Quits hit a new series high going back to December 2000, as 4.3 million workers left their jobs. The quits rate rose to 2.9%, an increase of 242,000 from the previous month, which saw a rate of 2.7%, according to the department’s Job Openings and Labor Turnover Survey. The rate, which is measured against total employment, is the highest in a data series that goes back to December 2000.
Quits have been seen historically as a level of confidence from workers who feel they are secure in finding employment elsewhere, though labor dynamics have changed during Covid-19 crisis. Workers have left their jobs because of health concerns and child care issues unique to the pandemic’s circumstances.
A total of 892,000 workers in the food service and accommodation industries left their jobs, while 721,000 retail workers departed along with 534,000 in health care and social assistance.
“As job openings and hires fell in August, the quits rate hit a new series high, surging along with the rise in Covid cases and likely growing concerns about working in the continuing pandemic,” said Elise Gould, senior economist at the Economic Policy Institute.
Covid cases have since been on the decline nationally, though some health care professionals worry about another rise during the colder months.
Job openings also declined sharply in August as hiring fell.
Employment vacancies fell to 10.44 million during the month, a drop of 659,000 from July’s upwardly revised 11.1 million, according to the department’s Job Openings and Labor Turnover Survey. Federal Reserve officials watch the JOLTS report closely for signs of slack in the labor market.
The total fell well short of market expectations for 10.96 million openings, according to FactSet.
“There is an enormous labor shortage in the country right now and it is not just because people are quitting or have child care problems, or can’t get to work due to the Delta variant,” wrote Chris Rupkey, chief economist at Fwdbonds. “The economy is strong as a bull, that is why there is a tremendous demand for labor.”

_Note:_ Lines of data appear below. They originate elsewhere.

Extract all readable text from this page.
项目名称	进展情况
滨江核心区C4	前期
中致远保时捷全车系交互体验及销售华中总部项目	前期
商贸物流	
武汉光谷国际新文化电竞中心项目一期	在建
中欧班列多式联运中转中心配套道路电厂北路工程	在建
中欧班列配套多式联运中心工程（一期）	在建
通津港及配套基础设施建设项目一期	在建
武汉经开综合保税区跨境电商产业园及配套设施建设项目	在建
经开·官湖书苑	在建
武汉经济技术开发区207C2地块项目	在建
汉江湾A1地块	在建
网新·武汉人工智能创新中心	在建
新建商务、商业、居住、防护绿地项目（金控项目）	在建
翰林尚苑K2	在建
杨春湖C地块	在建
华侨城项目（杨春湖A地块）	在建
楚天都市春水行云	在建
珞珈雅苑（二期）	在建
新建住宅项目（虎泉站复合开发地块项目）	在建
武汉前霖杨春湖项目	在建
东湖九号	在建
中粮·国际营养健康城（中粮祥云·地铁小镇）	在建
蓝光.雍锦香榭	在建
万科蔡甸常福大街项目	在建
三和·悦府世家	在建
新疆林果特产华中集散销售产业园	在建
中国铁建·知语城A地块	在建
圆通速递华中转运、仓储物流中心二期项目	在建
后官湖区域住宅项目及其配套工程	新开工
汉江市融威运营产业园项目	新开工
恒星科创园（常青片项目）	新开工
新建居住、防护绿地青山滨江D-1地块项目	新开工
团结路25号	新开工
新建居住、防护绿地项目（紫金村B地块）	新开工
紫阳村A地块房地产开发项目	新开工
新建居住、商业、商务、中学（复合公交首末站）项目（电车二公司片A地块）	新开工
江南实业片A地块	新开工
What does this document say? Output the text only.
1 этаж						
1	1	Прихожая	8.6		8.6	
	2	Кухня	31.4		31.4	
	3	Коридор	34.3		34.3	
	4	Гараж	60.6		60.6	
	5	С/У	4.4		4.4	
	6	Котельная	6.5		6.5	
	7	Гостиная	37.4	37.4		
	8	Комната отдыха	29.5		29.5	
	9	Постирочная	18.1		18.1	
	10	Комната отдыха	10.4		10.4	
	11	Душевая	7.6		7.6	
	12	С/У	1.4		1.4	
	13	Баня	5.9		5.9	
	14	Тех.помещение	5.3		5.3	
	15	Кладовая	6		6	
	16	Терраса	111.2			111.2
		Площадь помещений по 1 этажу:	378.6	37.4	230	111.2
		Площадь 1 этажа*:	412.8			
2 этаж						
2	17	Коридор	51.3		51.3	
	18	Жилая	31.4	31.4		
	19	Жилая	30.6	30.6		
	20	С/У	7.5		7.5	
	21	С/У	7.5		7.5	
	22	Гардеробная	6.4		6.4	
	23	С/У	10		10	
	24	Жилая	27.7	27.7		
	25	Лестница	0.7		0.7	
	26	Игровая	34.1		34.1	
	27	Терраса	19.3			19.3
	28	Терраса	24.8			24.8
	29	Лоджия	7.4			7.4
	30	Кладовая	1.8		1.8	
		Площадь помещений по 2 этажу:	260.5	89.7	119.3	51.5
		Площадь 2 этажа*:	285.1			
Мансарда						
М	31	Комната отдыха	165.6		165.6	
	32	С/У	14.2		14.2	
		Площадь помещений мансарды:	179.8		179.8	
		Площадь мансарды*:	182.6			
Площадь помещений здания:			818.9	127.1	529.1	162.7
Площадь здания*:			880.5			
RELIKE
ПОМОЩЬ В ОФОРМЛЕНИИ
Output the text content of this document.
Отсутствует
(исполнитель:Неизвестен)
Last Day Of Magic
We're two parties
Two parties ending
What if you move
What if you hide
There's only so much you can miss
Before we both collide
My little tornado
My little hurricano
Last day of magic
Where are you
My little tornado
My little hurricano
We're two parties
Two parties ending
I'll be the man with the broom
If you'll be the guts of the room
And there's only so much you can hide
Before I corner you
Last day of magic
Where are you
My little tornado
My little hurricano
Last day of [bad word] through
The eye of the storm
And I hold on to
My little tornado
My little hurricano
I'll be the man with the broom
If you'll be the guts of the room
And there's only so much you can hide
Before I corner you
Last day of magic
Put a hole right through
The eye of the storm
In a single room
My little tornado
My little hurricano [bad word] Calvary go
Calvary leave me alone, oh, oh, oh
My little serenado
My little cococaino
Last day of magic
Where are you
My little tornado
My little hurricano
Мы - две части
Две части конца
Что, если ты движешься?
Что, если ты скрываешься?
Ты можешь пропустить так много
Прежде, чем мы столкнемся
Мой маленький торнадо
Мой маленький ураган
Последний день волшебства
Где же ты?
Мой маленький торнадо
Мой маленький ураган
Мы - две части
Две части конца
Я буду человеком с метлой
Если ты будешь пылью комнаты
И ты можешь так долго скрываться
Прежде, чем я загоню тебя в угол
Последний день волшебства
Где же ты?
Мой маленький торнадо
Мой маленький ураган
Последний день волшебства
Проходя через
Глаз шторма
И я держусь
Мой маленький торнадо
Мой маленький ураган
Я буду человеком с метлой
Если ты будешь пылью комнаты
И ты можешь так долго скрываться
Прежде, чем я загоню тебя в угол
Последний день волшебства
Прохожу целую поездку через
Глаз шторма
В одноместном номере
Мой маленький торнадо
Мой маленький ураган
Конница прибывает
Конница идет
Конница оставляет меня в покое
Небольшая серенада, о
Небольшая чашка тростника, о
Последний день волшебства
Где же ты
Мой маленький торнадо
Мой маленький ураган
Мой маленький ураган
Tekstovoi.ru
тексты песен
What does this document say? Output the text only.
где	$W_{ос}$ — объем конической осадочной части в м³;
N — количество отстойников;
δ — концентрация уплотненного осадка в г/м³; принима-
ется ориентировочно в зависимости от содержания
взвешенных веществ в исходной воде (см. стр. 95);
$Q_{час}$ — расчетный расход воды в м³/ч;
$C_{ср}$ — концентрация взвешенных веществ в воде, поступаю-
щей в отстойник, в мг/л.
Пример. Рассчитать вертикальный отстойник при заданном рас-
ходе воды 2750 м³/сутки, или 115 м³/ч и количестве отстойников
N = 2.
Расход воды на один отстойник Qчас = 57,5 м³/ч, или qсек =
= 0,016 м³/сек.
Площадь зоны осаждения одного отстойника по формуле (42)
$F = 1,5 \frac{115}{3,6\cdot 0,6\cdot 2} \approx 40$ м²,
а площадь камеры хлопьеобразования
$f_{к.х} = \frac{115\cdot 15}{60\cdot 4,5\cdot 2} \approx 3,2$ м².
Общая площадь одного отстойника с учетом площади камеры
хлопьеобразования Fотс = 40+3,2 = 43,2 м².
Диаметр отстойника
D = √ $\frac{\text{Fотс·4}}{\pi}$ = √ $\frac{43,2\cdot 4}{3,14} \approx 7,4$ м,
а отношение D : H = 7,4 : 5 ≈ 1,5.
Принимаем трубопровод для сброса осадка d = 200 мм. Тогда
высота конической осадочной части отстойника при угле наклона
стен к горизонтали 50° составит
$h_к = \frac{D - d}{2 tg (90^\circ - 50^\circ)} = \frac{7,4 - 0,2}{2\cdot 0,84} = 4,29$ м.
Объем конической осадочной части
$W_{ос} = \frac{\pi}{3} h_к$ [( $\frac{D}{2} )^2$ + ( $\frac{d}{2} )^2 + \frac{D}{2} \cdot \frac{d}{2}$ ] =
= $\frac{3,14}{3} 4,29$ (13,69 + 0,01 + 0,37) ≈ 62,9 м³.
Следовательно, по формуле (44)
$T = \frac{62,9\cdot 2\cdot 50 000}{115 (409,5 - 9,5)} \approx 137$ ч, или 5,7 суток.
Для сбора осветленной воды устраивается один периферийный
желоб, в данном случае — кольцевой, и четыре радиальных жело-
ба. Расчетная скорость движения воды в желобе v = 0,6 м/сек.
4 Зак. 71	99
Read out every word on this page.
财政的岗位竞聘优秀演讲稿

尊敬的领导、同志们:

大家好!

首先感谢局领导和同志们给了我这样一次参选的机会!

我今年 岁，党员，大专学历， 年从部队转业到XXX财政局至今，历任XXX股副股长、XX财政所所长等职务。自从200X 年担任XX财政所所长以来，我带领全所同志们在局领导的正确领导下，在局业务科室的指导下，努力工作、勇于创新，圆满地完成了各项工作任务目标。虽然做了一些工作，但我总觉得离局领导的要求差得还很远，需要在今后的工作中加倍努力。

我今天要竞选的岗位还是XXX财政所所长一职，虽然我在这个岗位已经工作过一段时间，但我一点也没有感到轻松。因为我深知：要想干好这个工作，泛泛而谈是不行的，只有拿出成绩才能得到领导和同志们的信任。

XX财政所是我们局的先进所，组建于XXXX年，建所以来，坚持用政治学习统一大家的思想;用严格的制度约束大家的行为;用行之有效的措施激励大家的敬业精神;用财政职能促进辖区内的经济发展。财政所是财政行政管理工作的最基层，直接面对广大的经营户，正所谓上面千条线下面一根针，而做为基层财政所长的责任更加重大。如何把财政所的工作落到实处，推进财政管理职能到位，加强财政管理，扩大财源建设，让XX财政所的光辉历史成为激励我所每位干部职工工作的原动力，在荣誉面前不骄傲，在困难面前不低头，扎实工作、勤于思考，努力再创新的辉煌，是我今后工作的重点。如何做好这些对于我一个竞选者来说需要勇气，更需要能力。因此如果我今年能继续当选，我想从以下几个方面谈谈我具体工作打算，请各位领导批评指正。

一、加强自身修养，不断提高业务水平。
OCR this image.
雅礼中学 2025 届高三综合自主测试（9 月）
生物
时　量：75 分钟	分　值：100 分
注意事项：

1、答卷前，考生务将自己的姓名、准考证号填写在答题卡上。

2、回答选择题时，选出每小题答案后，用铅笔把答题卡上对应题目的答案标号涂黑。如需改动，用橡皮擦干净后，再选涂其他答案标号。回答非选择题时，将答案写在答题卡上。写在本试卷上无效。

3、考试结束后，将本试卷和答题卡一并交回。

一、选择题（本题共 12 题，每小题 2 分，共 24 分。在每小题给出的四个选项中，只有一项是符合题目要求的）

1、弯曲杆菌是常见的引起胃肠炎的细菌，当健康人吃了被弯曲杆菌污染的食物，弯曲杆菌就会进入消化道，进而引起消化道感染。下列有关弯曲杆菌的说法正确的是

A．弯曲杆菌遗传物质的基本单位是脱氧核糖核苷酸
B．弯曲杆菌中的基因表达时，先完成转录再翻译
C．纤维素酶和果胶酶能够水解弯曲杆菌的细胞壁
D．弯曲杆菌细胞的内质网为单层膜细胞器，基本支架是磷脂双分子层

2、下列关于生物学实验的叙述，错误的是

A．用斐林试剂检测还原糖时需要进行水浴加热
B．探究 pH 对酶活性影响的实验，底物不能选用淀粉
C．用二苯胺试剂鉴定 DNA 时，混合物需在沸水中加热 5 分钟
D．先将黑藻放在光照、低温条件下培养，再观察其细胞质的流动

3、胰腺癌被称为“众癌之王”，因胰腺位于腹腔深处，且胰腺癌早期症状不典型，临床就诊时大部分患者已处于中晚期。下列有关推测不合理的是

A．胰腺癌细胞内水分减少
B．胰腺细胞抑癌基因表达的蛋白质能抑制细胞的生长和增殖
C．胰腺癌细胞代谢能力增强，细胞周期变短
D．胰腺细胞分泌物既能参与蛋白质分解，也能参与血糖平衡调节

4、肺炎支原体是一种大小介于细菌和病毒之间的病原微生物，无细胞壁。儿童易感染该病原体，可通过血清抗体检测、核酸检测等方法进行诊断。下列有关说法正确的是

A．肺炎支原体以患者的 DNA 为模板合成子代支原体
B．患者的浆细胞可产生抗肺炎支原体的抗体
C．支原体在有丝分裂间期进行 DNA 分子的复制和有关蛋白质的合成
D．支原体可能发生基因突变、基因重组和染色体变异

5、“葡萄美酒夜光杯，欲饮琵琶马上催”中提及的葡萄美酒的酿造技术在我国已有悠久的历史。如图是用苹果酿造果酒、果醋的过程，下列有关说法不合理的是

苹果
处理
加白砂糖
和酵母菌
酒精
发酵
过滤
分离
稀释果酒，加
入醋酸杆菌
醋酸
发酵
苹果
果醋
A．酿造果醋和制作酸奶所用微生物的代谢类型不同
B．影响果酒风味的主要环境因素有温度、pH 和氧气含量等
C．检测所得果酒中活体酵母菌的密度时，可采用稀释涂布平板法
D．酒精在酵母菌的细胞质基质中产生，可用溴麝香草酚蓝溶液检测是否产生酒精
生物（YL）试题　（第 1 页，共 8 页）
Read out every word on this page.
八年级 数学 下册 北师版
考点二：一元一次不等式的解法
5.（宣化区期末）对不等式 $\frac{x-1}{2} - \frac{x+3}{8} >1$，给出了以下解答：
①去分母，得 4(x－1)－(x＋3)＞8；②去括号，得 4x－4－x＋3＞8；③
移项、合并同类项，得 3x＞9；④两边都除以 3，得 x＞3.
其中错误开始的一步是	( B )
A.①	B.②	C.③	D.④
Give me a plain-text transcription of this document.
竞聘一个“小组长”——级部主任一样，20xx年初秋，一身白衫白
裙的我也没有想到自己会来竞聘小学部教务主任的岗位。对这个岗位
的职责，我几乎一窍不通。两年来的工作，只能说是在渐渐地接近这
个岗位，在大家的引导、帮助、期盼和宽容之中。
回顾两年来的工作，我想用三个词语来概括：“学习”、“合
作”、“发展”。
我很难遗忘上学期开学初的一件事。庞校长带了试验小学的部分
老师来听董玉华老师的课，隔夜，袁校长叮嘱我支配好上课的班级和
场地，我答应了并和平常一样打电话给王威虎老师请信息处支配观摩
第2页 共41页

The job posting rate fell to 6.6% in August from 7% in July. That level was just 4.4% a year ago as the economy was still struggling to escape the Covid downturn.
Hires declined by 439,000 for a month in which nonfarm payrolls increased by 366,000. The hires rate fell to 4.3% from 4.6%, due largely to a plunge in leisure and hospitality. The sector, which took the hardest pandemic hit, saw hiring decline by 233,000, sending the rate down to 7.9% from 9.5% in July.
Government hiring also fell sharply during the month, down to 1.4% from 2.2%.
The JOLTS data runs a month behind the nonfarm payrolls report but still carries weight at the Fed. Central bank officials are mulling whether to begin pulling back the unprecedented policy help they provided during the pandemic, and are expected later this year to slow monthly bond purchases.
However, Fed officials have said they will not begin increasing interest rates until the labor market firms up.